Mengingat ia harus segera menuju ke ruangannya pagi itu, ia pun menyambangi area lift. Ia segera mencari lift yang terbuka dengan cepat. Ditekannya angka 7 pada tombol lift itu. Pukul 7 pagi ini, sudah cukup ramai orang di kantor untuk sama-sama bertaruh peluh agar dapur keluarga selalu menyala.
"Mas Gadhing, ada tamu yang ingin bertemu dengan Mas" Resepsionis Lantai 7 memberitahukan hal itu pada sang Staf Menteri tersebut tepat setelah ia keluar lift.
"Siapa?" tanyanya singkat dan jelas
"Aku"
Dari arah utara berdiri seorang perempuan yang mengenakan kemeja flanel kotak-kotak biru dan hitam, rok berbahan jeans berwarna hitam, dan sepatu kets warna putih.
"Gadhing Bimasakti, kamu gak mungkin lupa kan?" perempuan itu kembali berucap.
***
Tiada yang menyangka pagi itu, Gadhing akan kedatangan tamu yang berhasil membuatnya diam membisu seribu bahasa.
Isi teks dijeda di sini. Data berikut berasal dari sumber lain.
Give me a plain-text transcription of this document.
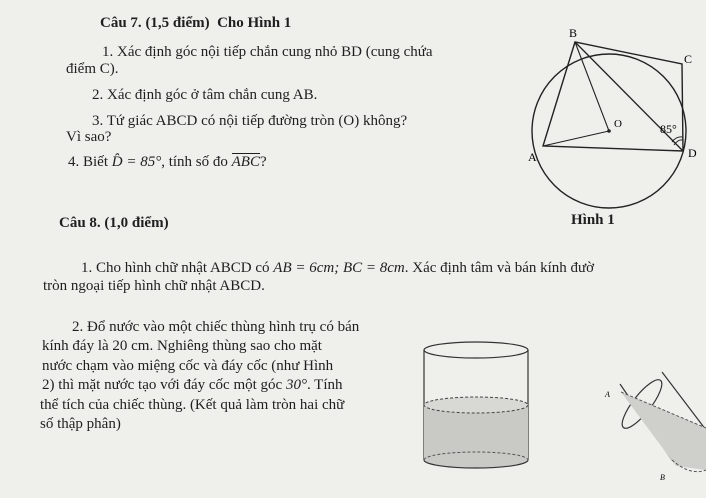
Câu 7. (1,5 điểm) Cho Hình 1
1. Xác định góc nội tiếp chắn cung nhỏ BD (cung chứa
điểm C).
2. Xác định góc ở tâm chắn cung AB.
3. Tứ giác ABCD có nội tiếp đường tròn (O) không?
Vì sao?
4. Biết D̂ = 85°, tính số đo ABC?
B
C
O	85°
A	D
Hình 1
Câu 8. (1,0 điểm)
1. Cho hình chữ nhật ABCD có AB = 6cm; BC = 8cm. Xác định tâm và bán kính đườ
tròn ngoại tiếp hình chữ nhật ABCD.
2. Đổ nước vào một chiếc thùng hình trụ có bán
kính đáy là 20 cm. Nghiêng thùng sao cho mặt
nước chạm vào miệng cốc và đáy cốc (như Hình
2) thì mặt nước tạo với đáy cốc một góc 30°. Tính
thể tích của chiếc thùng. (Kết quả làm tròn hai chữ
số thập phân)
A
B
Wajah tamu itu tidak asing baginya, ia berulang kali menyipitkan matanya tanda ia memastikan lagi dengan rinci siapakah tamunya itu.
"Ke ruangan saya, sekarang" ucap Gadhing dingin
Perempuan itu hanya bisa tersenyum dan berjalan pelan mengikuti Gadhing menuju ruangannya. Keduanya sampai di ujung lorong lantai 7. Di depan sebuah pintu kaca yang di dalamnya ada meja kerja besar bersama satu buah set sofa di pojok ruangan berdekatan dengan jendela yang cukup besar yang ditutupi oleh gordyn warna biru muda.
Gadhing meletakkan tasnya meja kerjanya. Sementara perempuan itu masih berdiri tersenyum melihat Gadhing yang memasang wajah masam sejak keduanya bertemu tadi.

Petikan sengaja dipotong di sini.